No pronto socorro, não acharam nada. Num ouvido, no outro, não seria no nariz, nenê?

"- Ué, eu acho que caiu, então... " - e o sorriso dela me deu certeza que desta vez ela havia se superado, não precisava mais colocar nada em lugar nenhum, era só dizer que havia colocado e o resultado era o mesmo. E ela adorava o movimento, a atenção, o passeio, e principalmente eu girando no barbantinho amarrado no dedinho dela. Na volta pra casa, nós duas em silêncio, eu louca pra apertar ela com força e encher de beijo e louca também pra jogar ela pela janela do carro.

"- Mãe, tem uma coisa no meu nariz." Era de noite, domingo, e chovia.

"- Nem quero saber o que é." - eu esqueci todas as orientações da minha terapeuta, segurei o medo que dessa vez fosse sério e fiquei fria.

"- É uma sementinha do suco, mãe."

"- Que bom, vai nascer um pé de laranja daqui a um tempo."

"- Mãe, tá me incomodando. Eu quero tirar ela."

"- A gente não vai mais tirar nada do teu nariz nem do teu ouvido. Eu e o doutor do pronto socorro resolvemos que é melhor deixar, já que tu gostas tanto de colocar coisas aí. Nós desistimos, pode colocar o que tu quiser."

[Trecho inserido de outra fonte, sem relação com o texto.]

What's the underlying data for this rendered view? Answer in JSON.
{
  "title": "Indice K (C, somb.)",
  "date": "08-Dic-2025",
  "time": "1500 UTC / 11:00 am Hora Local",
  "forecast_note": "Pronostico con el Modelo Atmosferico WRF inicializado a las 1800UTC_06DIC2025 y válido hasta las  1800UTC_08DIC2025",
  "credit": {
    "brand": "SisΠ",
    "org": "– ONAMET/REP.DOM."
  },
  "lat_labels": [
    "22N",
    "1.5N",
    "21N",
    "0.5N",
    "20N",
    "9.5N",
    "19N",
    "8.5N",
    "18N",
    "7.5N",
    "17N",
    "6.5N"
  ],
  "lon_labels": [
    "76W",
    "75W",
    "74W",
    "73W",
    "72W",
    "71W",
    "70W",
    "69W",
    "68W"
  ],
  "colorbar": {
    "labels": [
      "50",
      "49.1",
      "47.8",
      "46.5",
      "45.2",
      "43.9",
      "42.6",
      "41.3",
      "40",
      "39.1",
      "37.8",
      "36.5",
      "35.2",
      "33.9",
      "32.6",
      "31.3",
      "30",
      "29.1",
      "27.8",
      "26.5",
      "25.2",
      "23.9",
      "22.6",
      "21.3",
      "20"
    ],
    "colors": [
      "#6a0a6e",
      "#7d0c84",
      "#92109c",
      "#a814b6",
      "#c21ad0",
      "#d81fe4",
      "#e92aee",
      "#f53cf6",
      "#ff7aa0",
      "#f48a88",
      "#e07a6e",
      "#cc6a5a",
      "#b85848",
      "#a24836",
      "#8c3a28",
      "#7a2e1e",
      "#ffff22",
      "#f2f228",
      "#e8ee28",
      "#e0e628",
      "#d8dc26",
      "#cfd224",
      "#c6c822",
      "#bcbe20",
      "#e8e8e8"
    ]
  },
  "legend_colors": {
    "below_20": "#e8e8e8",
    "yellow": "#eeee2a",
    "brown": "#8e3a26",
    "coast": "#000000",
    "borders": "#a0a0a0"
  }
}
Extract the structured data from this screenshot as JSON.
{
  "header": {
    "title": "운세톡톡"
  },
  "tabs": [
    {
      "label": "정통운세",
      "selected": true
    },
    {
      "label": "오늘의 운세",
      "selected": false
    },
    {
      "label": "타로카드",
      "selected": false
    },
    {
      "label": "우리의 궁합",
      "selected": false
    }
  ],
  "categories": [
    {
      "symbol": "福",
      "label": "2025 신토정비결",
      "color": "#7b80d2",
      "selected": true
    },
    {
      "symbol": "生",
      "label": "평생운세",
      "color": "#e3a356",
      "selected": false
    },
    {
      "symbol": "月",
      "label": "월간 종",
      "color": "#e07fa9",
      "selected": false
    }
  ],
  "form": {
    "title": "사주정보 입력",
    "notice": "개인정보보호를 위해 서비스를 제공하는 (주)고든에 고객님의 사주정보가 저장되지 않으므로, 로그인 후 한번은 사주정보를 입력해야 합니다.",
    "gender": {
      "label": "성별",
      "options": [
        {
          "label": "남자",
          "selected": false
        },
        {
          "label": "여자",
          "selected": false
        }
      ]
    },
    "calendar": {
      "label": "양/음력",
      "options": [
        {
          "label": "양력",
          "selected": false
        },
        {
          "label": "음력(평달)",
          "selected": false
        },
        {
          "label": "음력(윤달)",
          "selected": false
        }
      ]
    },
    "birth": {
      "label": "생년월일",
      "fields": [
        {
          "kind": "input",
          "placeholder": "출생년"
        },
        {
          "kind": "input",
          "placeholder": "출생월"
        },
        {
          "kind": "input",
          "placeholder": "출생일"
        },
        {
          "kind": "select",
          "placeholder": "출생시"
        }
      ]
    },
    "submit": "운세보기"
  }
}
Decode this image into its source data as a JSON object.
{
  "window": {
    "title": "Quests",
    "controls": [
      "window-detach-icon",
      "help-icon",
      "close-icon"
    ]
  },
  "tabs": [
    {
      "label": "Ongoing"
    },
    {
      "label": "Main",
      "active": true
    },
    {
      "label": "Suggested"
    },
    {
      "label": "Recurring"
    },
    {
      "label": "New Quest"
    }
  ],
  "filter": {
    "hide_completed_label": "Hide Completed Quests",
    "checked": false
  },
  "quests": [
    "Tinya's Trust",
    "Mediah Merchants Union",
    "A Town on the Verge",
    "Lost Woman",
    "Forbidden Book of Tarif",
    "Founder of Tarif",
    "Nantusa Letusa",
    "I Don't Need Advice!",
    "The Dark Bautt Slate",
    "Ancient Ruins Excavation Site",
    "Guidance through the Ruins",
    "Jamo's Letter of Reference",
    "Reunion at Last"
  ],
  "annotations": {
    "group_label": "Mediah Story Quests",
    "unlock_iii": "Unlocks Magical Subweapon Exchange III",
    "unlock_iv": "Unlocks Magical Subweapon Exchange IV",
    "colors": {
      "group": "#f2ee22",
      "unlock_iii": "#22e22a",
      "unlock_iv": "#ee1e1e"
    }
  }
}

"- Mas me incomoda, eu não quero mais!" - ela estava quase chorando, e eu quase correndo com ela no colo, como sempre. Virei de costas pra não ver o susto nos olhinhos dela.

"- Com o tempo acostuma. Lá na cidade da vó tem um homem que cresceu com um pé de limão no ouvido."

"- Eu não quero, mãe, me leva no médico!" - agora ela chorava, e eu me senti a pior de todas as mães. Foi uma batalha dura, ela chorando e pedindo pra ir, eu fingindo que nem me importava e ele neutro, percebendo tudo sem alcançar a compreensão total, me ajudando em silêncio. Ela dormiu de cansaço, ainda choramingando no meu colo. Eu passei a noite acordada, cuidando dela, vendo se não tinha febre, se estava respirando direito, e se a tal da semente existisse mesmo?

No outro dia, tudo estava bem. Ela acordou feliz e de bom humor, ele também, eu saí pra trabalhar com olheiras enormes e sentimento de culpa. Liguei o dia todo pra casa, depois pra escola, perguntando se ela estava bem, se o nariz não estava coçando, nem inchado, nem sei lá o que... Não aconteceu nada naquele dia, nem nos próximos. Ela nunca mais colocou bobagens no nariz, nem no ouvido, nem em nenhum outro lugar. A semente está até hoje no narizinho dela, ou não. Quando ela fica resfriada e eu coloco Sorine, a gente brinca dizendo que é pra regar a sementinha, que já está lá dentro há anos e até agora não brotou.